Leap 1: From Generic Staffing to Specialized Staffing
Most firms begin with broad capabilities—anything a client needs, they source. But the firms that successfully transition begin by narrowing their focus and building depth in a specific technical or business domain.
Specialization is the precursor to credibility.
Donohue emphasized that this is where market listening matters: “The first step is understanding what the market really needs. That usually starts with customer interviews to figure out the pain points your expertise can solve.”
AI has opened dozens of high-value specialization lanes, from automating go-to-market workflows to modernizing supply chains to building internal AI agent ecosystems. Firms with deep expertise in just one of these areas can carve out a defensible niche quickly.
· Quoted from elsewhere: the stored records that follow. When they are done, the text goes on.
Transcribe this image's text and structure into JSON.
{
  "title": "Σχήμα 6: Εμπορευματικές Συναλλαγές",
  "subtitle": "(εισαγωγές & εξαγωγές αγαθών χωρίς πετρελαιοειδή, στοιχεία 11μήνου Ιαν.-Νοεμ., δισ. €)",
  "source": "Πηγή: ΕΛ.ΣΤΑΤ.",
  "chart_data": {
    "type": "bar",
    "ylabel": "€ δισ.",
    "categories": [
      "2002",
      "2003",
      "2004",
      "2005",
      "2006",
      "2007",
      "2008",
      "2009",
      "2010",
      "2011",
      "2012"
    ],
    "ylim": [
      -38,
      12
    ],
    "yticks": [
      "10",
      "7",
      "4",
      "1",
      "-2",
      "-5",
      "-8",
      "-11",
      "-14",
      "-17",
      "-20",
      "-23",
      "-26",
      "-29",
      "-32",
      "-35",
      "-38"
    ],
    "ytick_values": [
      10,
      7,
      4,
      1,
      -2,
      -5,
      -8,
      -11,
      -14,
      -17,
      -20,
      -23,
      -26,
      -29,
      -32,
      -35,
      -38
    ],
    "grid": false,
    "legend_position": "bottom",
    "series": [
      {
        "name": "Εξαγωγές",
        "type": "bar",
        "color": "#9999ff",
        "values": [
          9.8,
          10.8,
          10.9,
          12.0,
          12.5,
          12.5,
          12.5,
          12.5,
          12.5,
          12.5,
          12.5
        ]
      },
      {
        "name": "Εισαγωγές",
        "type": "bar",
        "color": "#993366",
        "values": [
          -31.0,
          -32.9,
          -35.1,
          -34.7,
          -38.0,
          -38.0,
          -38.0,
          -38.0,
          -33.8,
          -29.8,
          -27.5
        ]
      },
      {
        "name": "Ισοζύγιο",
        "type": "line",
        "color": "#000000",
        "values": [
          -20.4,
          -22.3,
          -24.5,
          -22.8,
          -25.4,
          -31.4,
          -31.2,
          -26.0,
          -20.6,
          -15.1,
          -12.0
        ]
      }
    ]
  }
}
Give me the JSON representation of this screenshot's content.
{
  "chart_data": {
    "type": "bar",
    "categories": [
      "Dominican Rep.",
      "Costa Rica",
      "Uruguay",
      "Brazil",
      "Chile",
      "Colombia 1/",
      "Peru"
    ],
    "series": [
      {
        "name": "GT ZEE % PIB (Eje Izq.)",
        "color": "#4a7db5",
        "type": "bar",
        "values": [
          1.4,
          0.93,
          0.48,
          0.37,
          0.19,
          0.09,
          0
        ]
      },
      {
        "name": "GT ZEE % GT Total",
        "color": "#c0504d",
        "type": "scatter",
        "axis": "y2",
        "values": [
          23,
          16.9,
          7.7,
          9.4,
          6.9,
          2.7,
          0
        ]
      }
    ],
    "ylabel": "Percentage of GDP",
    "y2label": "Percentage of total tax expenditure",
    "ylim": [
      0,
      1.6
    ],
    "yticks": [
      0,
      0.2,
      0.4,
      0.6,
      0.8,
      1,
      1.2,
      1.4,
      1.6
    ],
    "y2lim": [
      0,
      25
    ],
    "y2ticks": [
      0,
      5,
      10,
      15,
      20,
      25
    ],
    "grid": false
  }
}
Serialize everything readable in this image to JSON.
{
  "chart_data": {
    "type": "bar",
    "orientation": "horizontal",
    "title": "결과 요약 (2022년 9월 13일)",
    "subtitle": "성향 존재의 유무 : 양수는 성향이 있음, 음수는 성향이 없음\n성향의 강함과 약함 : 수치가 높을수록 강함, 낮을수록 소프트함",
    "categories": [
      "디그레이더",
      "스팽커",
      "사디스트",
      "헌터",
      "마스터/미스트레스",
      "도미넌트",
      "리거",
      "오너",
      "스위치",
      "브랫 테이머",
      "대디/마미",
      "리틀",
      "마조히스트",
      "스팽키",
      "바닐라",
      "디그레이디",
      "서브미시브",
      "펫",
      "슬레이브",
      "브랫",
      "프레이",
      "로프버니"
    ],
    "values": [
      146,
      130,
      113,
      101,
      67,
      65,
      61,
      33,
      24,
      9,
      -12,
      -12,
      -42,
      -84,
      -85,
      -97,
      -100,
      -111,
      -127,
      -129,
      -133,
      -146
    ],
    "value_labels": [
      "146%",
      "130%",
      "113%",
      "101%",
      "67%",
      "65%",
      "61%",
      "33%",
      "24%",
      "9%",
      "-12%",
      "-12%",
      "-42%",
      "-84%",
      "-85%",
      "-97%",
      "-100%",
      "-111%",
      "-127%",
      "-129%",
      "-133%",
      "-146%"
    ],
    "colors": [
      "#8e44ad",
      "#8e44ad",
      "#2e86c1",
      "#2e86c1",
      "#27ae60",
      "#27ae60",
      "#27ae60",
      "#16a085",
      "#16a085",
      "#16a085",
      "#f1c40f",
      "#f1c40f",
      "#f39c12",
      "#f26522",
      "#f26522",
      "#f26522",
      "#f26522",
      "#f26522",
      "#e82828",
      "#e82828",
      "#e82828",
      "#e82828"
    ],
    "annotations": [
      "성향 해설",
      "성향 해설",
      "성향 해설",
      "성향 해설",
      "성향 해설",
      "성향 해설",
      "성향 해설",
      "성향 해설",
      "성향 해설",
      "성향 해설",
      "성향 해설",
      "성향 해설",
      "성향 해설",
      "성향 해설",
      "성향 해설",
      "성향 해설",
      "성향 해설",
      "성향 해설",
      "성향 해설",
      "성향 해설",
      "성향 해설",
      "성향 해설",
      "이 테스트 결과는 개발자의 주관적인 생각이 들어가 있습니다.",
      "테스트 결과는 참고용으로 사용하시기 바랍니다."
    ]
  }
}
Leap 2: From Specialized Staffing to Consultancy Startup
This is the most difficult—and most transformative—part of the journey. Staffing firms must learn to sell and deliver projects, not people. That requires new talent, new positioning, and often a new mindset.
Orttung explained that early consulting engagements are rarely high-margin: “You often overstaff those first projects with very senior people. The goal isn’t maximum margin—it’s a referenceable case study that proves you can deliver.”
These initial projects validate the firm’s capability and serve as proof points for future prospects.
But perception is another barrier. Existing clients often have difficulty seeing their trusted staffing supplier as a consulting partner. Because of this, Orttung noted that many firms secure their first consulting wins from new relationships rather than existing ones.
“It’s almost impossible to shift a current client’s perception of you,” he said. “New clients will believe your new story far sooner than existing ones.”
Leap 3: From Consultancy Startup to Scalable Mid-Market Consulting Firm
Once a firm successfully delivers a few consulting engagements, growth becomes more achievable through repeatability. Teams can be structured, standardized, and scaled. Case studies help validate credibility with prospects. Delivery frameworks enable consistent outcomes.
Orttung’s recommendation at this stage is simple: measure what matters.
Two metrics became pivotal in Nexient’s growth: project margin and revenue expansion within existing accounts. Incentives were tied directly to both. As he explained, “We aligned compensation so our client teams earned significantly more when they delivered high project margin and strong client growth.”
This ensured that teams focused not just on winning work, but on delivering it profitably and sustainably.
Why AI Makes This Transition Even More Urgent
AI is not just a force reshaping sourcing—it’s opening the door to entirely new categories of consulting work. Every business function is spawning dozens of emerging tools, each requiring evaluation, implementation, and change management. From sales to finance to back-office automation, the demand for guidance far exceeds the available expertise in most enterprises.
As Donohue put it, “Most people are overwhelmed by the rate of change. If you can become an expert in even one of these areas, you’re immediately valuable.”
Consulting firms—new and old—are being built around this reality.
The Path Forward
The staffing industry is evolving. Firms that embrace specialization, outcome ownership, and AI-enabled delivery will be the ones that thrive. Those that remain purely seat-based will find themselves increasingly boxed out of strategic conversations and long-term value creation.
The shift takes time and discipline, but the upside is clear: stronger margins, better client stickiness, and valuations that reward firms for the impact they create—not just the hours they bill.